Overproduction threatens Andes superfood haven
From atop the Andes mountains to the depths of the Amazon rainforest and frigid Patagonia, indigenous people have long eaten quinoa, camu camu and calafate, a healthy diet that has become a global phenomenon now threatened by overproduction.
Rich in antioxidants, vitamins, amino acids, minerals and fiber, the grains of the high plains (quinoa, amaranth, kaniwa), roots (cassava and yacon) and berries (calafate, Chilean guava) offer new hope to prevent cardiovascular disease, obesity and cancer.
Consumed for thousands of years by indigenous people, these superfoods have only recently been widely popularized and made accessible to international markets.
Between 2011 and 2015, these ancient natural products saw their prices jump 202 percent, according to Promperu, Peru's export and tourism commission.
There was a 10 percent increase from January to November 2017 in the exports of these foods, such as the sacha inchi nut rich in fatty acids and the high-vitamin lucuma fruit, Promperu said.
The growing consumption of these health foods praised by foodies, vegetarians and dietitians has led producers to try to align their annual yields with demand.
Between 2012 and 2017, exports of Peruvian quinoa, the "golden grain of the Incas," have quadrupled in value from $34.5 million to more than $124 million, data from Promperu showed.
Sacha indi exports increased 116 percent last year.
But the soil composition and the processing the superfoods undergo to be sold commercially and exported can alter or destroy their unique properties, warned Marcela Zamorano, a chemist specializing in food analysis at the University of Santiago, Chile.
Quinoa is often processed using high temperatures.
"The main challenge is to make sure the nutrients of an industrialized product don't decrease compared to the original grains," said Finnish food chemist Ritva Repo of La Molina agrarian university in Lima, who has written several books about quinoa.
Originally from the Andean Plateau of Bolivia and Peru, quinoa is now also grown in China, India, the Netherlands and the United States, among others.
Taken out of its natural habitat, this Andean grain loses some of its nutrients, according to Repo.
"The quinoa that grows at 4,000 meters (13,000 feet) is the most nutritious," said Promperu director Isabella Falco, who is pushing for labeling the grain by origin so the consumer can identify Peruvian products.
Amaranth, which is richer in calcium and protein than quinoa, and kaniwa, which contains more fiber and iron than amaranth, could eventually join other ancient Andean grains in meeting the same fate as quinoa.
Experts say these grains, fruit and berries can help prevent or slow the progress of non-communicable chronic diseases such as diabetes.

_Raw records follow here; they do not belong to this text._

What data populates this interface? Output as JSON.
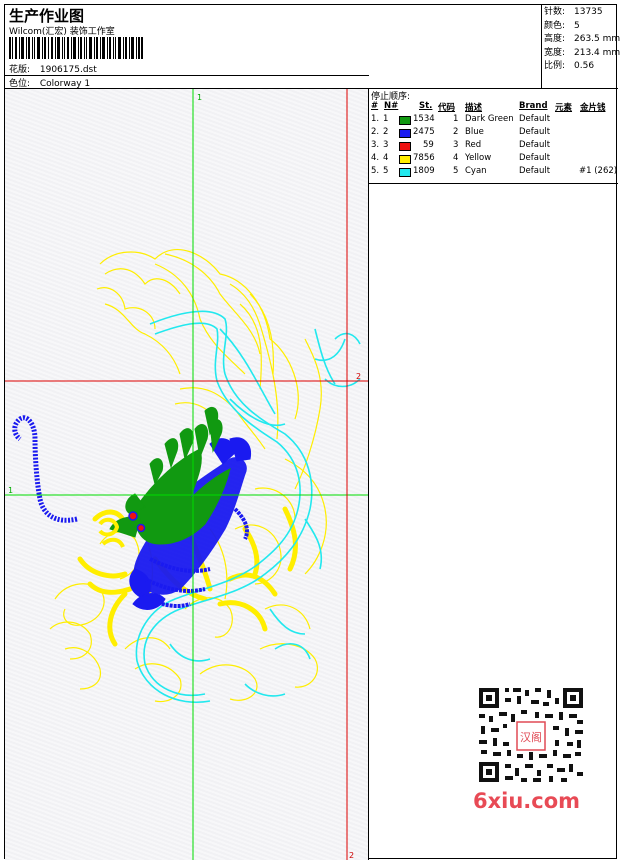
{
  "header": {
    "title": "生产作业图",
    "subtitle": "Wilcom(汇宏)  装饰工作室",
    "design_label": "花版:",
    "design_value": "1906175.dst",
    "colorway_label": "色位:",
    "colorway_value": "Colorway 1"
  },
  "stats": [
    {
      "label": "针数:",
      "value": "13735"
    },
    {
      "label": "颜色:",
      "value": "5"
    },
    {
      "label": "高度:",
      "value": "263.5 mm"
    },
    {
      "label": "宽度:",
      "value": "213.4 mm"
    },
    {
      "label": "比例:",
      "value": "0.56"
    }
  ],
  "stop_sequence": {
    "title": "停止顺序:",
    "columns": [
      "#",
      "N#",
      "St.",
      "代码",
      "描述",
      "Brand",
      "元素",
      "金片钱"
    ],
    "rows": [
      {
        "num": "1.",
        "n": "1",
        "color": "#119911",
        "st": "1534",
        "code": "1",
        "desc": "Dark Green",
        "brand": "Default",
        "extra": ""
      },
      {
        "num": "2.",
        "n": "2",
        "color": "#1a1af0",
        "st": "2475",
        "code": "2",
        "desc": "Blue",
        "brand": "Default",
        "extra": ""
      },
      {
        "num": "3.",
        "n": "3",
        "color": "#ee1111",
        "st": "59",
        "code": "3",
        "desc": "Red",
        "brand": "Default",
        "extra": ""
      },
      {
        "num": "4.",
        "n": "4",
        "color": "#ffee00",
        "st": "7856",
        "code": "4",
        "desc": "Yellow",
        "brand": "Default",
        "extra": ""
      },
      {
        "num": "5.",
        "n": "5",
        "color": "#22e8ee",
        "st": "1809",
        "code": "5",
        "desc": "Cyan",
        "brand": "Default",
        "extra": "#1 (262)"
      }
    ]
  },
  "guides": {
    "green_top_label": "1",
    "green_left_label": "1",
    "red_right_label": "2",
    "red_bottom_label": "2"
  },
  "watermark": {
    "stamp_text": "汉阁",
    "brand_text": "6xiu.com",
    "brand_color": "#e84a55"
  }
}
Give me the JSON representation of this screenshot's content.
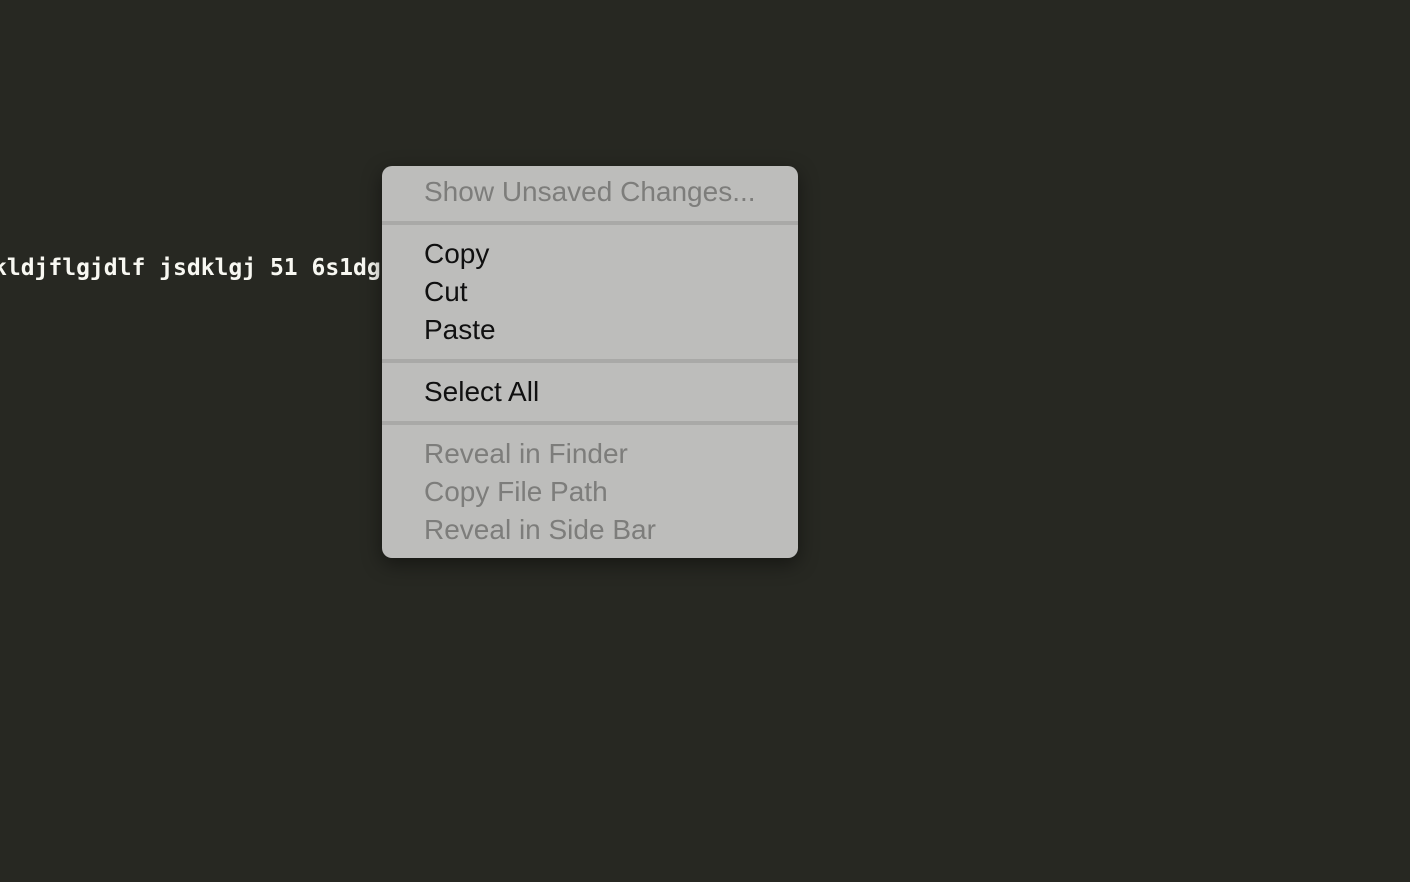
{
  "editor": {
    "code_line": "kldjflgjdlf jsdklgj 51 6s1dg"
  },
  "context_menu": {
    "show_unsaved_changes": "Show Unsaved Changes...",
    "copy": "Copy",
    "cut": "Cut",
    "paste": "Paste",
    "select_all": "Select All",
    "reveal_in_finder": "Reveal in Finder",
    "copy_file_path": "Copy File Path",
    "reveal_in_side_bar": "Reveal in Side Bar"
  },
  "colors": {
    "editor_background": "#272822",
    "editor_text": "#f8f8f2",
    "menu_background": "#bdbdbb",
    "menu_text_enabled": "#101010",
    "menu_text_disabled": "#7d7d7b"
  }
}
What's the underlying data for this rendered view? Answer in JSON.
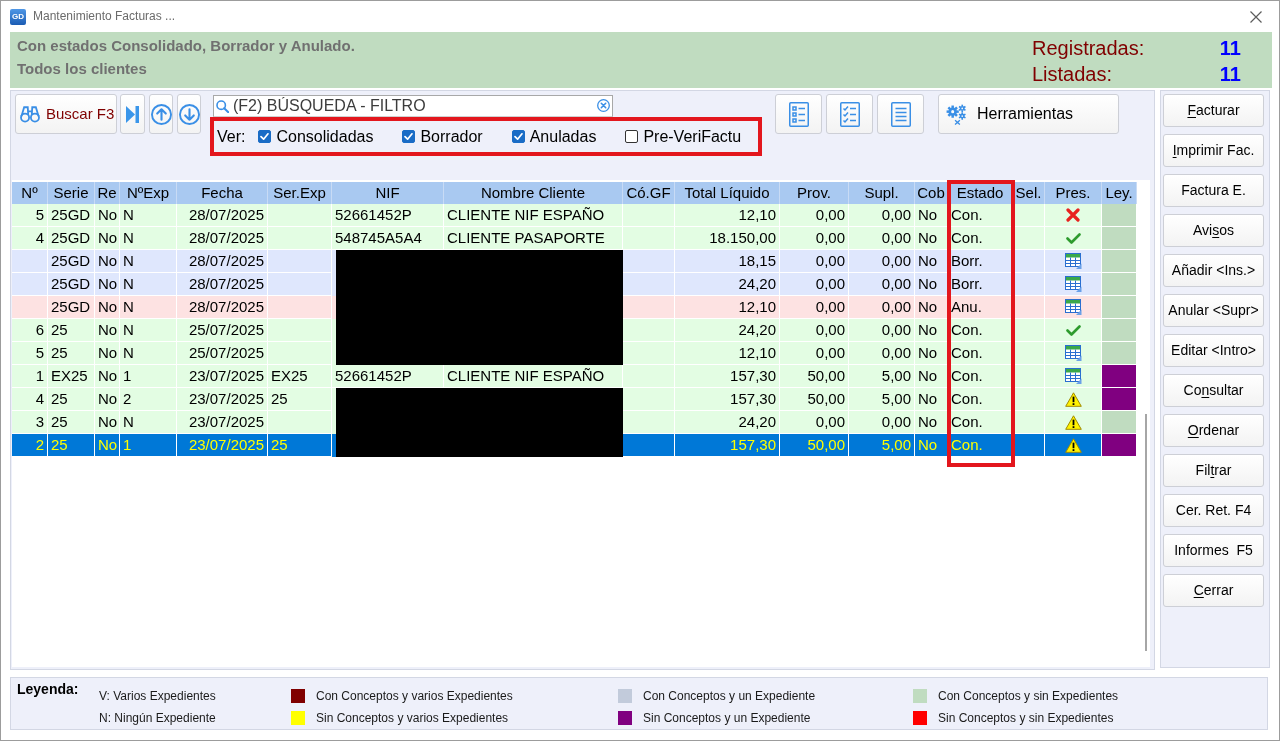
{
  "window": {
    "logo_text": "GD",
    "title": "Mantenimiento Facturas ..."
  },
  "summary": {
    "lines": [
      "Con estados Consolidado, Borrador y Anulado.",
      "Todos los clientes"
    ],
    "counters": [
      {
        "label": "Registradas:",
        "value": "11"
      },
      {
        "label": "Listadas:",
        "value": "11"
      }
    ]
  },
  "toolbar": {
    "search_button": "Buscar F3",
    "search": {
      "placeholder": "(F2) BÚSQUEDA - FILTRO"
    },
    "tools_button": "Herramientas"
  },
  "filters": {
    "label": "Ver:",
    "highlighted": true,
    "options": [
      {
        "label": "Consolidadas",
        "checked": true
      },
      {
        "label": "Borrador",
        "checked": true
      },
      {
        "label": "Anuladas",
        "checked": true
      },
      {
        "label": "Pre-VeriFactu",
        "checked": false
      }
    ]
  },
  "table": {
    "columns": [
      {
        "label": "Nº",
        "highlighted": false
      },
      {
        "label": "Serie",
        "highlighted": false
      },
      {
        "label": "Re",
        "highlighted": false
      },
      {
        "label": "NºExp",
        "highlighted": false
      },
      {
        "label": "Fecha",
        "highlighted": false
      },
      {
        "label": "Ser.Exp",
        "highlighted": false
      },
      {
        "label": "NIF",
        "highlighted": false
      },
      {
        "label": "Nombre Cliente",
        "highlighted": false
      },
      {
        "label": "Có.GF",
        "highlighted": false
      },
      {
        "label": "Total Líquido",
        "highlighted": false
      },
      {
        "label": "Prov.",
        "highlighted": false
      },
      {
        "label": "Supl.",
        "highlighted": false
      },
      {
        "label": "Cob",
        "highlighted": false
      },
      {
        "label": "Estado",
        "highlighted": true
      },
      {
        "label": "Sel.",
        "highlighted": false
      },
      {
        "label": "Pres.",
        "highlighted": false
      },
      {
        "label": "Ley.",
        "highlighted": false
      }
    ],
    "rows": [
      {
        "number": "5",
        "series": "25GD",
        "re": "No",
        "exp_no": "N",
        "date": "28/07/2025",
        "nif": "52661452P",
        "client": "CLIENTE NIF ESPAÑO",
        "total": "12,10",
        "prov": "0,00",
        "supl": "0,00",
        "cob": "No",
        "status": "Con.",
        "pres": {
          "kind": "rejected"
        },
        "color": "#c0dcc0",
        "kind": "consolidated",
        "selected": false,
        "redacted": false
      },
      {
        "number": "4",
        "series": "25GD",
        "re": "No",
        "exp_no": "N",
        "date": "28/07/2025",
        "nif": "548745A5A4",
        "client": "CLIENTE PASAPORTE",
        "total": "18.150,00",
        "prov": "0,00",
        "supl": "0,00",
        "cob": "No",
        "status": "Con.",
        "pres": {
          "kind": "accepted"
        },
        "color": "#c0dcc0",
        "kind": "consolidated",
        "selected": false,
        "redacted": false
      },
      {
        "series": "25GD",
        "re": "No",
        "exp_no": "N",
        "date": "28/07/2025",
        "total": "18,15",
        "prov": "0,00",
        "supl": "0,00",
        "cob": "No",
        "status": "Borr.",
        "pres": {
          "kind": "pending"
        },
        "color": "#c0dcc0",
        "kind": "draft",
        "selected": false,
        "redacted": true
      },
      {
        "series": "25GD",
        "re": "No",
        "exp_no": "N",
        "date": "28/07/2025",
        "total": "24,20",
        "prov": "0,00",
        "supl": "0,00",
        "cob": "No",
        "status": "Borr.",
        "pres": {
          "kind": "pending"
        },
        "color": "#c0dcc0",
        "kind": "draft",
        "selected": false,
        "redacted": true
      },
      {
        "series": "25GD",
        "re": "No",
        "exp_no": "N",
        "date": "28/07/2025",
        "total": "12,10",
        "prov": "0,00",
        "supl": "0,00",
        "cob": "No",
        "status": "Anu.",
        "pres": {
          "kind": "pending"
        },
        "color": "#c0dcc0",
        "kind": "cancelled",
        "selected": false,
        "redacted": true
      },
      {
        "number": "6",
        "series": "25",
        "re": "No",
        "exp_no": "N",
        "date": "25/07/2025",
        "total": "24,20",
        "prov": "0,00",
        "supl": "0,00",
        "cob": "No",
        "status": "Con.",
        "pres": {
          "kind": "accepted"
        },
        "color": "#c0dcc0",
        "kind": "consolidated",
        "selected": false,
        "redacted": true
      },
      {
        "number": "5",
        "series": "25",
        "re": "No",
        "exp_no": "N",
        "date": "25/07/2025",
        "total": "12,10",
        "prov": "0,00",
        "supl": "0,00",
        "cob": "No",
        "status": "Con.",
        "pres": {
          "kind": "pending"
        },
        "color": "#c0dcc0",
        "kind": "consolidated",
        "selected": false,
        "redacted": true
      },
      {
        "number": "1",
        "series": "EX25",
        "re": "No",
        "exp_no": "1",
        "date": "23/07/2025",
        "exp_series": "EX25",
        "nif": "52661452P",
        "client": "CLIENTE NIF ESPAÑO",
        "total": "157,30",
        "prov": "50,00",
        "supl": "5,00",
        "cob": "No",
        "status": "Con.",
        "pres": {
          "kind": "pending"
        },
        "color": "#800080",
        "kind": "consolidated",
        "selected": false,
        "redacted": false
      },
      {
        "number": "4",
        "series": "25",
        "re": "No",
        "exp_no": "2",
        "date": "23/07/2025",
        "exp_series": "25",
        "total": "157,30",
        "prov": "50,00",
        "supl": "5,00",
        "cob": "No",
        "status": "Con.",
        "pres": {
          "kind": "warning"
        },
        "color": "#800080",
        "kind": "consolidated",
        "selected": false,
        "redacted": true
      },
      {
        "number": "3",
        "series": "25",
        "re": "No",
        "exp_no": "N",
        "date": "23/07/2025",
        "total": "24,20",
        "prov": "0,00",
        "supl": "0,00",
        "cob": "No",
        "status": "Con.",
        "pres": {
          "kind": "warning"
        },
        "color": "#c0dcc0",
        "kind": "consolidated",
        "selected": false,
        "redacted": true
      },
      {
        "number": "2",
        "series": "25",
        "re": "No",
        "exp_no": "1",
        "date": "23/07/2025",
        "exp_series": "25",
        "total": "157,30",
        "prov": "50,00",
        "supl": "5,00",
        "cob": "No",
        "status": "Con.",
        "pres": {
          "kind": "warning"
        },
        "color": "#800080",
        "kind": "consolidated",
        "selected": true,
        "redacted": true
      }
    ]
  },
  "actions": [
    {
      "access_key": "F",
      "label_end": "acturar"
    },
    {
      "access_key": "I",
      "label_end": "mprimir Fac."
    },
    {
      "label": "Factura E."
    },
    {
      "label_start": "Avi",
      "access_key": "s",
      "label_end": "os"
    },
    {
      "label": "Añadir <Ins.>"
    },
    {
      "label": "Anular <Supr>"
    },
    {
      "label": "Editar <Intro>"
    },
    {
      "label_start": "Co",
      "access_key": "n",
      "label_end": "sultar"
    },
    {
      "access_key": "O",
      "label_end": "rdenar"
    },
    {
      "label_start": "Fil",
      "access_key": "t",
      "label_end": "rar"
    },
    {
      "label": "Cer. Ret. F4"
    },
    {
      "label": "Informes  F5"
    },
    {
      "access_key": "C",
      "label_end": "errar"
    }
  ],
  "legend": {
    "title": "Leyenda:",
    "items": [
      {
        "kind": "abbreviation",
        "text": "V: Varios Expedientes"
      },
      {
        "kind": "color",
        "color": "#800000",
        "text": "Con Conceptos y varios Expedientes"
      },
      {
        "kind": "color",
        "color": "#c2cbdb",
        "text": "Con Conceptos y un Expediente"
      },
      {
        "kind": "color",
        "color": "#c0dcc0",
        "text": "Con Conceptos y sin Expedientes"
      },
      {
        "kind": "abbreviation",
        "text": "N: Ningún Expediente"
      },
      {
        "kind": "color",
        "color": "#ffff00",
        "text": "Sin Conceptos y varios Expedientes"
      },
      {
        "kind": "color",
        "color": "#800080",
        "text": "Sin Conceptos y un Expediente"
      },
      {
        "kind": "color",
        "color": "#ff0000",
        "text": "Sin Conceptos y sin Expedientes"
      }
    ]
  }
}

But they can't replace medicine if you're sick, stressed chemist Marcela Zamorano.
"Usually, superfoods don't fight a particular pathogen, but they prevent the development of certain diseases," she told AFP.
An industry has now been built around cakes, jellies and energizing drinks using ingredients like maca (a root vegetable nicknamed the Incan Viagra), camu camu (an Amazonian fruit that contains as much vitamin C as 60 oranges) or the ultra-nourishing coca leaf.
At the University of Chile, researchers are examining the anti-obesity properties of the calafate berry, which grows in southern Chile and Argentina.
"Our idea is that this could serve to supplement a weight loss diet," said Diego Garcia, who is heading the project.
Garcia is also studying the anti-inflammatory properties of Chilean guava, wild strawberries and the midnight blue-hued maqui, or Chilean wineberry, used to tint wine and that boasts anti-oxidant properties.
In La Paz, Lima and Santiago, these superfoods are given the place of honor in a growing number of restaurants, some of which have obtained top gastronomical rankings, such as Santiago's Borago, Amaz in Lima and Gustu in Bolivia's capital.